Particularly, the longstanding practice of real estate enterprises to use commercial bills as a main payment method has seriously impacted the operations of building material manufacturers, equipment suppliers and construction contractors in the upstream supply chain, as commercial bills have become centrally due and unable to be cashed.
To a certain extent, real estate enterprises’ continual and mass commercial bill “bounce” has manifested as a systemic credit risk for the entire industry.
Aiming to further regulate commercial bill-related business and promote healthy development of the bill market, the Commercial Bill of Exchange Acceptance, Discount and Rediscount Management Measures, jointly formulated by the People’s Bank of China and the China Banking and Insurance Regulatory Commission, were implemented in January this year.
According to data recently released by the Shanghai Commercial Paper Exchange Corporation (SHCPE), as of the end of February 2023 the number of overdue acceptances by real estate-related enterprises decreased by 50% compared with the end of 2022.
It is therefore clear that since introduction of the measures, the phenomenon of real estate companies’ fund occupation to upstream supply chain enterprises has improved.
Significant reduction in the bill period will ease funding pressure on real estate supply chain companies.
The measures reduce the maximum payment period (from the issue date to the due date) of commercial bills from one year to six months.
This provision significantly reflects the legislative intention to protect micro, small and medium-sized enterprises, which will effectively alleviate funding pressure on real estate supply chain companies and strengthen their willingness to accept commercial bills.
However, it is expected that a significant reduction in the bill period will seriously impact the profitability of bill financing institutions in the short term. At the same time, due to the limited financing period for bills, the scale of real estate companies issuing commercial bills may further decline in the future.
Strictly controlling the ratio of acceptance and margin to total assets may improve the quality of financial bills.
Financial companies are non-banking financial institutions and in the past few years there have been many cases of group companies excessively relying on their financial companies for bill financing.
The most famous case was Baota Petrochemical Group, which issued bank acceptance bills through its financial company for huge-scale bill financing, ultimately leading to many of its suppliers being mired in its RMB10 billion (USD1.45 billion) bill debt.
After implementation of the above-mentioned measures, acceptance bills issued by financial companies are now separate from those issued by banks. In addition, financial companies are required to limit their acceptance amounts to no more than 15% of their total assets, and their margin should not exceed 10% of their monthly deposit absorption scale.
Controlling the acceptance and margin ratio of financial companies can effectively improve the quality of financial bills. It’s important to note that the mandatory requirement to adjust these ratios will not take effect until 1 January 2024. This gives commercial banks and financial companies time to adjust their business accordingly.
Emphasising real trading relationships in basic credit claims to ensure security of bills.
The above-mentioned measures emphasise that banks, financial companies and other institutions should strengthen their review of the real trading relationship of the drawer when conducting acceptance and discount business.
However, some have pointed out that this provision violates the non-causality principle of the bills, and may restrict the circulation of bills.

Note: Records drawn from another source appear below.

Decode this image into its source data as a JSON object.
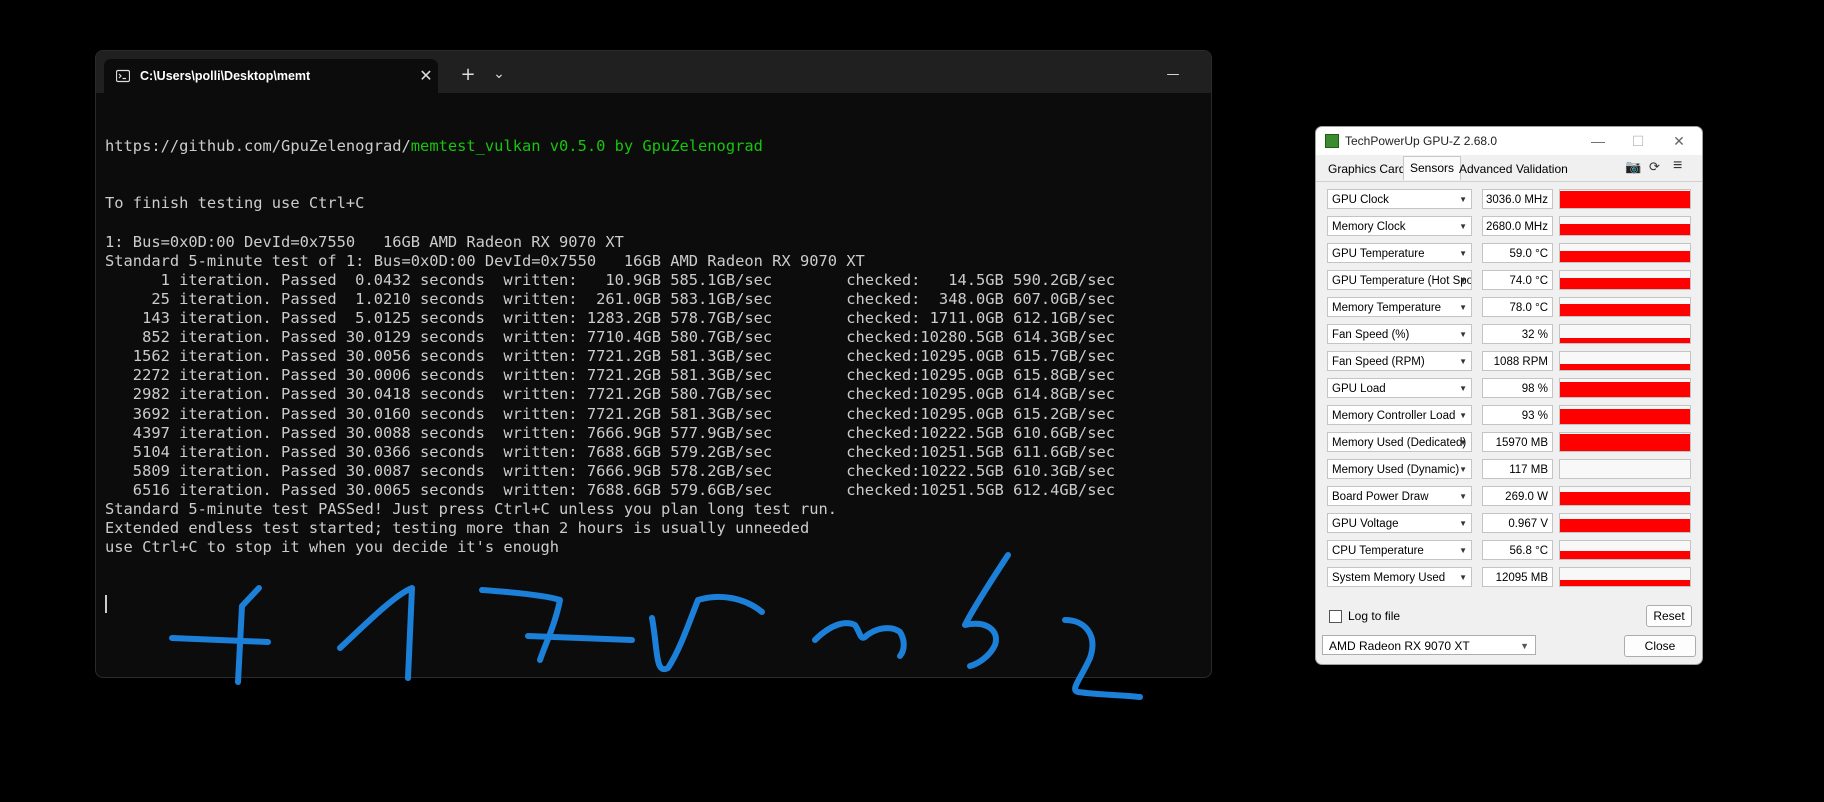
{
  "terminal": {
    "tab_title": "C:\\Users\\polli\\Desktop\\memt",
    "tab_close_icon": "✕",
    "new_tab_icon": "+",
    "tab_dropdown_icon": "⌄",
    "minimize_icon": "—",
    "maximize_icon": "☐",
    "close_icon": "✕",
    "url_prefix": "https://github.com/GpuZelenograd/",
    "url_suffix": "memtest_vulkan v0.5.0 by GpuZelenograd",
    "lines": [
      "To finish testing use Ctrl+C",
      "",
      "1: Bus=0x0D:00 DevId=0x7550   16GB AMD Radeon RX 9070 XT",
      "Standard 5-minute test of 1: Bus=0x0D:00 DevId=0x7550   16GB AMD Radeon RX 9070 XT",
      "      1 iteration. Passed  0.0432 seconds  written:   10.9GB 585.1GB/sec        checked:   14.5GB 590.2GB/sec",
      "     25 iteration. Passed  1.0210 seconds  written:  261.0GB 583.1GB/sec        checked:  348.0GB 607.0GB/sec",
      "    143 iteration. Passed  5.0125 seconds  written: 1283.2GB 578.7GB/sec        checked: 1711.0GB 612.1GB/sec",
      "    852 iteration. Passed 30.0129 seconds  written: 7710.4GB 580.7GB/sec        checked:10280.5GB 614.3GB/sec",
      "   1562 iteration. Passed 30.0056 seconds  written: 7721.2GB 581.3GB/sec        checked:10295.0GB 615.7GB/sec",
      "   2272 iteration. Passed 30.0006 seconds  written: 7721.2GB 581.3GB/sec        checked:10295.0GB 615.8GB/sec",
      "   2982 iteration. Passed 30.0418 seconds  written: 7721.2GB 580.7GB/sec        checked:10295.0GB 614.8GB/sec",
      "   3692 iteration. Passed 30.0160 seconds  written: 7721.2GB 581.3GB/sec        checked:10295.0GB 615.2GB/sec",
      "   4397 iteration. Passed 30.0088 seconds  written: 7666.9GB 577.9GB/sec        checked:10222.5GB 610.6GB/sec",
      "   5104 iteration. Passed 30.0366 seconds  written: 7688.6GB 579.2GB/sec        checked:10251.5GB 611.6GB/sec",
      "   5809 iteration. Passed 30.0087 seconds  written: 7666.9GB 578.2GB/sec        checked:10222.5GB 610.3GB/sec",
      "   6516 iteration. Passed 30.0065 seconds  written: 7688.6GB 579.6GB/sec        checked:10251.5GB 612.4GB/sec",
      "Standard 5-minute test PASSed! Just press Ctrl+C unless you plan long test run.",
      "Extended endless test started; testing more than 2 hours is usually unneeded",
      "use Ctrl+C to stop it when you decide it's enough"
    ]
  },
  "gpuz": {
    "title": "TechPowerUp GPU-Z 2.68.0",
    "minimize_icon": "—",
    "maximize_icon": "☐",
    "close_icon": "✕",
    "tabs": [
      "Graphics Card",
      "Sensors",
      "Advanced",
      "Validation"
    ],
    "active_tab": "Sensors",
    "camera_icon": "📷",
    "refresh_icon": "⟳",
    "menu_icon": "≡",
    "sensors": [
      {
        "name": "GPU Clock",
        "value": "3036.0 MHz",
        "level": 0.95
      },
      {
        "name": "Memory Clock",
        "value": "2680.0 MHz",
        "level": 0.6
      },
      {
        "name": "GPU Temperature",
        "value": "59.0 °C",
        "level": 0.6
      },
      {
        "name": "GPU Temperature (Hot Spot)",
        "value": "74.0 °C",
        "level": 0.6
      },
      {
        "name": "Memory Temperature",
        "value": "78.0 °C",
        "level": 0.65
      },
      {
        "name": "Fan Speed (%)",
        "value": "32 %",
        "level": 0.3
      },
      {
        "name": "Fan Speed (RPM)",
        "value": "1088 RPM",
        "level": 0.35
      },
      {
        "name": "GPU Load",
        "value": "98 %",
        "level": 0.85
      },
      {
        "name": "Memory Controller Load",
        "value": "93 %",
        "level": 0.85
      },
      {
        "name": "Memory Used (Dedicated)",
        "value": "15970 MB",
        "level": 0.95
      },
      {
        "name": "Memory Used (Dynamic)",
        "value": "117 MB",
        "level": 0.0
      },
      {
        "name": "Board Power Draw",
        "value": "269.0 W",
        "level": 0.7
      },
      {
        "name": "GPU Voltage",
        "value": "0.967 V",
        "level": 0.75
      },
      {
        "name": "CPU Temperature",
        "value": "56.8 °C",
        "level": 0.45
      },
      {
        "name": "System Memory Used",
        "value": "12095 MB",
        "level": 0.35
      }
    ],
    "dropdown_icon": "▼",
    "log_label": "Log to file",
    "reset_label": "Reset",
    "gpu_select": "AMD Radeon RX 9070 XT",
    "close_label": "Close",
    "graph_color": "#ff0000"
  },
  "ink_color": "#1c7fd8"
}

However, article 4 clearly emphasises the obligation of the acceptor to pay unconditionally on expiration of the commercial bill.
Clearly, the measures balance the security and non-causality of bills. But it is worth noting that they do not specify which materials the drawer and discounting applicant need to submit for transaction relationship review, or the criteria for review by relevant institutions, and further implementation details are yet to be announced.
Strengthening credit constraints and credit disclosure mechanisms will force real estate companies to strengthen their credit management.
Taking into consideration the new measures and the Operational Guidelines for Commercial Bill Information Disclosure, developed by the SHCPE, acceptors and discounters should regularly disclose their bill acceptance and credit status on the SHCPE’s information disclosure platform.
For acceptors that continue to experience negative credit events, the SHCPE will stop providing bill acceptance, discounting, pledging and other services. Obviously, the series of credit constraints and information disclosures adopted by the measures will force commercial bill acceptors, such as real estate companies, to strengthen their credit management and liquidity management of their capital chains.
Those continually overdue with commercial bills will undoubtedly overdraw their credit, marking the end of the era of mass bubble bursts of commercial bills for real estate companies.
Accelerating the internal differentiation of commercial bill credit for real estate companies.
Overall, introduction of the measures will undoubtedly reduce the scope of credit crisis in the real estate market. It should play a positive and constructive role in curbing the scale of overdue commercial bills for real estate companies, and maintaining fair trading relationships in the bill market.
At the same time, the commercial bill credit of real estate companies will also be significantly differentiated. For financially and credit-wise stable real estate companies, the efficiency of issuing bills will also be significantly improved.
However, debt risks and financing difficulties may continue to remain unsolved for real estate companies that have already faced massive overdue bills and cannot apply for new bill business in the short term. Ultimately, they face the possibility of being cleared out of the market at an accelerated pace.